O ministro do STF Flávio Dino determinou que infrações graves cometidas por magistrados devem ocasionar a perda do cargo, e não mais a aposentadoria compulsória como punição máxima.
O que aconteceu
Dino afirmou que ação deve ser ajuizada diretamente no Supremo. A etapa deve ocorrer, segundo a decisão, após a perda do cargo ser aprovada pelo Conselho Nacional de Justiça. "Caso a conclusão administrativa pela perda do cargo do magistrado for de um Tribunal, o processo deve ser enviado ao CNJ, seguindo-se o rito subsequente perante o STF", diz o texto.
A palavra final sobre a perda de cargo será do STF, decide Dino. "Se esta Corte considerar errada a decisão administrativa do CNJ, a ação judicial conducente à perda de cargo será julgada improcedente, não concretizando a vontade administrativa do citado órgão", diz o texto. Se o Supremo concordar, a ação de perda de cargo será julgada procedente.

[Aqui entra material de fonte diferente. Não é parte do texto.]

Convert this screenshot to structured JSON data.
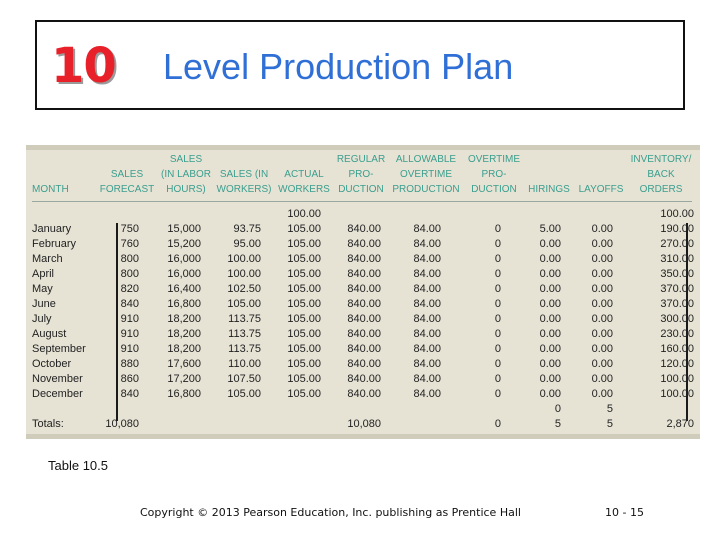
{
  "slide": {
    "chapter_number": "10",
    "title": "Level Production Plan",
    "caption": "Table 10.5",
    "footer": "Copyright © 2013 Pearson Education, Inc. publishing as Prentice Hall",
    "page": "10 - 15",
    "colors": {
      "chapter": "#e8202a",
      "title": "#2f6fd6",
      "header": "#3a9e8e",
      "table_bg": "#e6e3d5"
    }
  },
  "table": {
    "headers": [
      "MONTH",
      "SALES\nFORECAST",
      "SALES\n(IN LABOR\nHOURS)",
      "SALES (IN\nWORKERS)",
      "ACTUAL\nWORKERS",
      "REGULAR\nPRO-\nDUCTION",
      "ALLOWABLE\nOVERTIME\nPRODUCTION",
      "OVERTIME\nPRO-\nDUCTION",
      "HIRINGS",
      "LAYOFFS",
      "INVENTORY/\nBACK\nORDERS"
    ],
    "initial_row": [
      "",
      "",
      "",
      "",
      "100.00",
      "",
      "",
      "",
      "",
      "",
      "100.00"
    ],
    "rows": [
      [
        "January",
        "750",
        "15,000",
        "93.75",
        "105.00",
        "840.00",
        "84.00",
        "0",
        "5.00",
        "0.00",
        "190.00"
      ],
      [
        "February",
        "760",
        "15,200",
        "95.00",
        "105.00",
        "840.00",
        "84.00",
        "0",
        "0.00",
        "0.00",
        "270.00"
      ],
      [
        "March",
        "800",
        "16,000",
        "100.00",
        "105.00",
        "840.00",
        "84.00",
        "0",
        "0.00",
        "0.00",
        "310.00"
      ],
      [
        "April",
        "800",
        "16,000",
        "100.00",
        "105.00",
        "840.00",
        "84.00",
        "0",
        "0.00",
        "0.00",
        "350.00"
      ],
      [
        "May",
        "820",
        "16,400",
        "102.50",
        "105.00",
        "840.00",
        "84.00",
        "0",
        "0.00",
        "0.00",
        "370.00"
      ],
      [
        "June",
        "840",
        "16,800",
        "105.00",
        "105.00",
        "840.00",
        "84.00",
        "0",
        "0.00",
        "0.00",
        "370.00"
      ],
      [
        "July",
        "910",
        "18,200",
        "113.75",
        "105.00",
        "840.00",
        "84.00",
        "0",
        "0.00",
        "0.00",
        "300.00"
      ],
      [
        "August",
        "910",
        "18,200",
        "113.75",
        "105.00",
        "840.00",
        "84.00",
        "0",
        "0.00",
        "0.00",
        "230.00"
      ],
      [
        "September",
        "910",
        "18,200",
        "113.75",
        "105.00",
        "840.00",
        "84.00",
        "0",
        "0.00",
        "0.00",
        "160.00"
      ],
      [
        "October",
        "880",
        "17,600",
        "110.00",
        "105.00",
        "840.00",
        "84.00",
        "0",
        "0.00",
        "0.00",
        "120.00"
      ],
      [
        "November",
        "860",
        "17,200",
        "107.50",
        "105.00",
        "840.00",
        "84.00",
        "0",
        "0.00",
        "0.00",
        "100.00"
      ],
      [
        "December",
        "840",
        "16,800",
        "105.00",
        "105.00",
        "840.00",
        "84.00",
        "0",
        "0.00",
        "0.00",
        "100.00"
      ]
    ],
    "end_row": [
      "",
      "",
      "",
      "",
      "",
      "",
      "",
      "",
      "0",
      "5",
      ""
    ],
    "totals_row": [
      "Totals:",
      "10,080",
      "",
      "",
      "",
      "10,080",
      "",
      "0",
      "5",
      "5",
      "2,870"
    ]
  }
}
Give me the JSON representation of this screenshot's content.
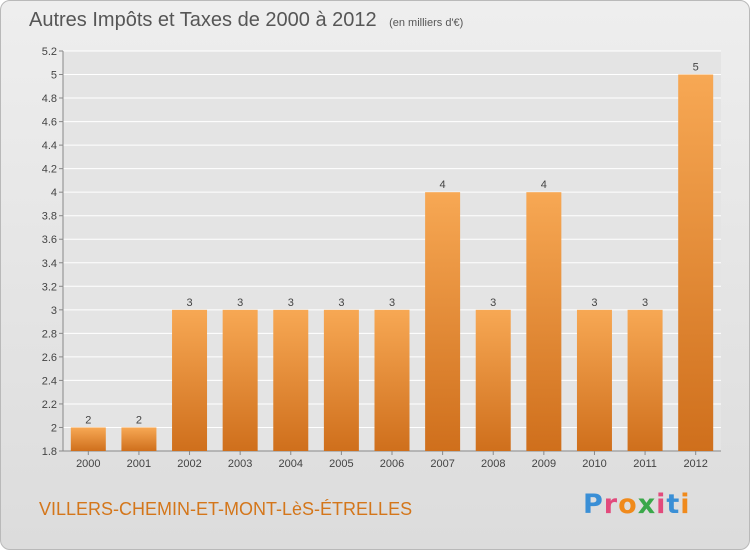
{
  "header": {
    "title": "Autres Impôts et Taxes de 2000 à 2012",
    "subtitle": "(en milliers d'€)"
  },
  "footer": {
    "commune": "VILLERS-CHEMIN-ET-MONT-LèS-ÉTRELLES",
    "brand": "Proxiti",
    "brand_colors": [
      "#3a8fd6",
      "#e24a7c",
      "#f08a1c",
      "#3aa84a",
      "#e24a7c",
      "#3a8fd6",
      "#f08a1c"
    ]
  },
  "chart_data": {
    "type": "bar",
    "categories": [
      "2000",
      "2001",
      "2002",
      "2003",
      "2004",
      "2005",
      "2006",
      "2007",
      "2008",
      "2009",
      "2010",
      "2011",
      "2012"
    ],
    "values": [
      2,
      2,
      3,
      3,
      3,
      3,
      3,
      4,
      3,
      4,
      3,
      3,
      5
    ],
    "data_labels": [
      "2",
      "2",
      "3",
      "3",
      "3",
      "3",
      "3",
      "4",
      "3",
      "4",
      "3",
      "3",
      "5"
    ],
    "ylim": [
      1.8,
      5.2
    ],
    "yticks": [
      "1.8",
      "2",
      "2.2",
      "2.4",
      "2.6",
      "2.8",
      "3",
      "3.2",
      "3.4",
      "3.6",
      "3.8",
      "4",
      "4.2",
      "4.4",
      "4.6",
      "4.8",
      "5",
      "5.2"
    ],
    "grid": true,
    "legend": "none",
    "bar_color_light": "#f7a854",
    "bar_color_dark": "#cf6f1c"
  }
}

Com a nova decisão, magistrados punidos ficarão sem salário. A aposentadoria compulsória é usada como punição máxima a juízes que cometeram infrações graves. É criticada por que, apesar de afastá-lo das funções, mantém o salário proporcional ao magistrado.
Segundo Dino, a Reforma da Previdência extinguiu a aposentadoria compulsória como punição. Para o ministro, "houve vontade legislativa" na Emenda Constitucional para retirar a aposentadoria como punição, que era prevista na Lei Orgânica da Magistratura. Com a aprovação da reforma, a sanção deixa de existir na Constituição Federal, afirmou na decisão.
Dino também pediu para que presidente do STF reveja o "sistema de responsabilidade disciplinar". O ministro pede que Edson Fachin considere, se cabível, a substituição da aposentadoria compulsória por "instrumentos efetivos para a perda do cargo de magistrados que cometem crimes e infrações graves".
A decisão ocorreu após análise da ação de um juiz do Rio de Janeiro. O magistrado havia pedido a anulação das decisões do CNJ que o puniram com a aposentadoria compulsória. Dino determinou a anulação da decisão Conselho Nacional, com a justificativa que não há mais constitucionalidade nesse tipo de sanção. "Em virtude disso, o CNJ deverá reapreciar, desde o início, as revisões disciplinares, considerando as balizas fixadas nesta decisão", afirmou o ministro.
Não faz mais sentido que os magistrados fiquem imunes a um sistema efetivo de responsabilidade disciplinar, com a repudiada e já revogada 'aposentadoria compulsória punitiva'.
Flávio Dino, em decisão
Neste passo, se somente o STF pode desconstituir uma decisão do CNJ, somente o STF pode —analisando o conteúdo da decisão administrativa do CNJ no sentido de que um determinado magistrado deve perder o cargo— manter ou substituir tal juízo administrativo. Trata-se de derivação do conhecido princípio do paralelismo das formas.